Accommode-moi, chéri!

Par Josée Pilotte

Difficile de passer à côté des accommodements raisonnables encore cette semaine. Que voulez-vous: Hérouxville, ses discipes, ses démagogues et ses détrateurs animent toujours nos soupers familiaux. Et tout le monde en parle!
À mon avis, on est en train de virer fou avec tout ça. Y’avait qu’a voir ce pauvre homme prêcher ses vérités sur un plateau sans voix afin de prendre la mesure de toute cette démesure.

Commencez-vous, vous aussi, d’en avoir un peu ras-le-pompon?!

Mais puisque le sujet semble incontournable, je vous propose plutôt de cuisiner nos accommodements sur le grill amoureux.
À vos tabliers, ça garde propre, l’amour est plein de cochonneries!

Non mais! Pensez-y un peu: votre douce moitié, votre chéri, votre amoureux, votre bébé, votre darlin’, votre minou, votre pitou, votre mamour, votre doudou… le couple, votre couple, n’est-il pas, malheurement, un lieu propice aux accommodements (dé)raisonnables qui finissent par s’imposer à force de ménage, de lavage, de vidage de lave-vaisselle, de comptes à payer, d’enfants à élever, de marathons sans fin, de baise programée et de «rhubes» à soigner…

Les accommodements amoureux, comme les accommodements raisonnables, partent tous de beaux principes, mais finissent tous par nous donner mal au cœur un jour ou l’autre.

La tolérance?

C’est quand votre Michou garoche sa vaisselle, sale!, dans l’évier… au-dessus du lave-vaisselle. Vide! Et puis que mine de rien, en siffotant, tu vas remettre sa maudite assiette au lave-vaisselle. Toujours vide!

Le respect?

C’est quand tu t’es claquée, après une journée d’enfer pis qu’en rentant tu découvres un chéri évaché au milieu d’un champs de bataille, laissé derrière eux par les «flos», avec une boîte éventrée de St Hubert à ses pieds.

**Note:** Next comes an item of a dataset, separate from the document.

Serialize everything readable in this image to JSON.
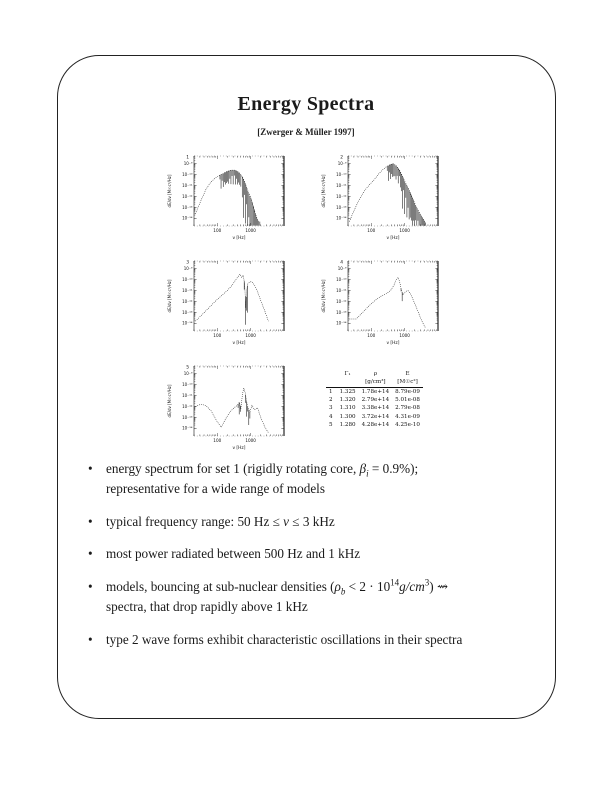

Toi t’as même pas eu le temps de manger! Belle cruche, tu retires tes souliers sans faire de bruit pour pas risquer de troubler le précieux sommeil de tes trois hommes épuisés par leurs games de Xbox. C’tu bon le réconfort d’un bol de céréales froid!

L’ouverture?

C’est quand Mamour, après trois bières, lance devant vos amis communs, comme s’il parlait de la météo, qu’y connaît des gens qui connaissent des gens qui vivent des samedis soirs «rock’n roll» en échangeant leurs blondes, au lieu de leurs idées, dans le bain tourbillon du voisin. Y’é bon Mamour pour la pèche! Sauf qui se rappelle pas que l’odeur du poisson vous fait vomir!

Boring tout ça? Oui, un peu c’est vrai… mais ça peut être tellement rassurant qu’on risque d’en oublier les règles élémentaires du «couple 101»: admirer, séduire et communiquer!

Les raisonnables, les amoureux, accommodez-vous quand même pas trop… et dites-vous qu’y’a rien qu’un baiser passionné, un rendez-vous clandestin au Germain, un tango à l’horizontal un mercredi après-midi ne peut régler!!

Embrassez-vous passionnément, donc, mes valentines, mes valentins… surtout restez pas trop raisonnables: une «folie» par jour garde en vie l’envie!